Además, se discutieron problemáticas actuales como el diseño para infancias neurodivergentes, el síndrome del edificio enfermo y la adaptación de espacios para adultos mayores, y evidenció la necesidad de replantear los entornos desde una perspectiva más humana.
De igual forma, se exploraron propuestas como el diseño biofílico, que integra la naturaleza en las construcciones, y el uso de materiales emergentes para enriquecer la experiencia sensorial.
Una sede que abre sus puertas al conocimiento
Para las autoridades de la UAG, el foro representó un momento significativo tanto a nivel académico como institucional.
“Recibir este foro por primera vez es un privilegio y también un compromiso. Es abrir nuestras puertas a quienes han dedicado su trabajo a comprender cómo los espacios inciden en nuestra mente y nuestra vida cotidiana”, expresó la Dra. Evelyn Ávila, Directora del Programa de Diseño de Interiores y Paisajismo de la UAG.
Por su parte, el Mtro. Fernando Cinco, Decano de Diseño, Ciencia y Tecnología, destacó la importancia de estos espacios como núcleos de generación y transferencia de conocimiento, particularmente para las nuevas generaciones.

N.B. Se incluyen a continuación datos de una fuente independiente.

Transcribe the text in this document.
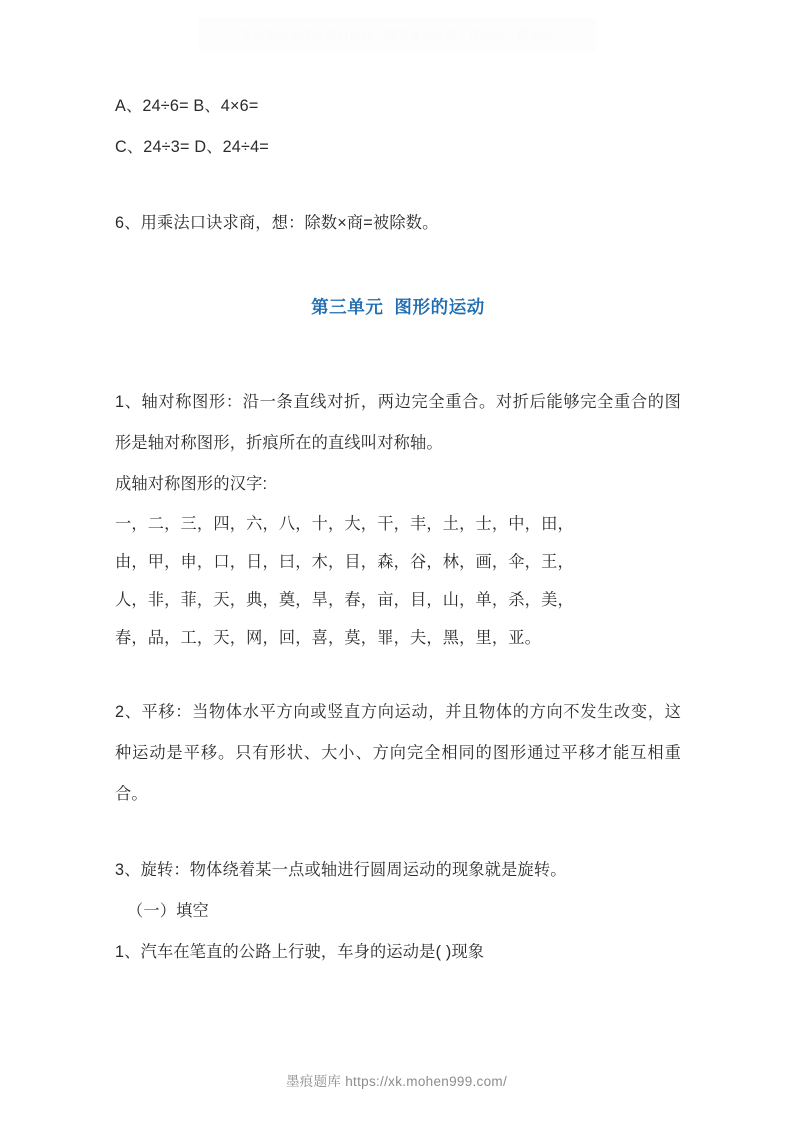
墨痕题库更多资料请访问，期末复习资料，单元卷，期中卷
A、24÷6= B、4×6=
C、24÷3= D、24÷4=
6、用乘法口诀求商，想：除数×商=被除数。
第三单元  图形的运动
1、轴对称图形：沿一条直线对折，两边完全重合。对折后能够完全重合的图形是轴对称图形，折痕所在的直线叫对称轴。
成轴对称图形的汉字:
一，二，三，四，六，八，十，大，干，丰，土，士，中，田，
由，甲，申，口，日，曰，木，目，森，谷，林，画，伞，王，
人，非，菲，天，典，奠，旱，春，亩，目，山，单，杀，美，
春，品，工，天，网，回，喜，莫，罪，夫，黑，里，亚。
2、平移：当物体水平方向或竖直方向运动，并且物体的方向不发生改变，这种运动是平移。只有形状、大小、方向完全相同的图形通过平移才能互相重合。
3、旋转：物体绕着某一点或轴进行圆周运动的现象就是旋转。
（一）填空
1、汽车在笔直的公路上行驶，车身的运动是( )现象
墨痕题库 https://xk.mohen999.com/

“Aprovechen estos espacios; aquí es donde el conocimiento se genera y se transmite. Pregunten, acérquense a los expertos, no se queden con dudas”, exhortó.
Ejes, ponencias y experiencias
El programa incluyó conferencias magistrales, ponencias y mesas de discusión organizadas en cuatro ejes temáticos: neuro-arquitectura del cuidado, neuro-hábitat urbano, salud espacial y experiencia sensorial.
Entre las actividades destacadas se encontró la conferencia “El poder del espacio: salud emocional y física a través del diseño”, así como sesiones enfocadas en el diseño para la infancia, el uso del color como modulador cognitivo y la regeneración urbana.
El foro también integró actividades complementarias como talleres especializados, ejercicios de mapping en el Centro de Tecnología en Iluminación (CTI), un taller Comex y concluyó con una reunión plenaria y la ceremonia de clausura.
Hacia un diseño con impacto social
El XII Foro Internacional de Investigación del Interiorismo dejó en claro que el diseño interior tiene el potencial de transformar no solo los espacios, sino también la manera en que las personas viven y experimentan su entorno.
Desde una perspectiva interdisciplinaria, el interiorismo se consolida como una herramienta clave para la construcción de bienestar, capaz de incidir en la salud, las emociones y la calidad de vida en contextos contemporáneos.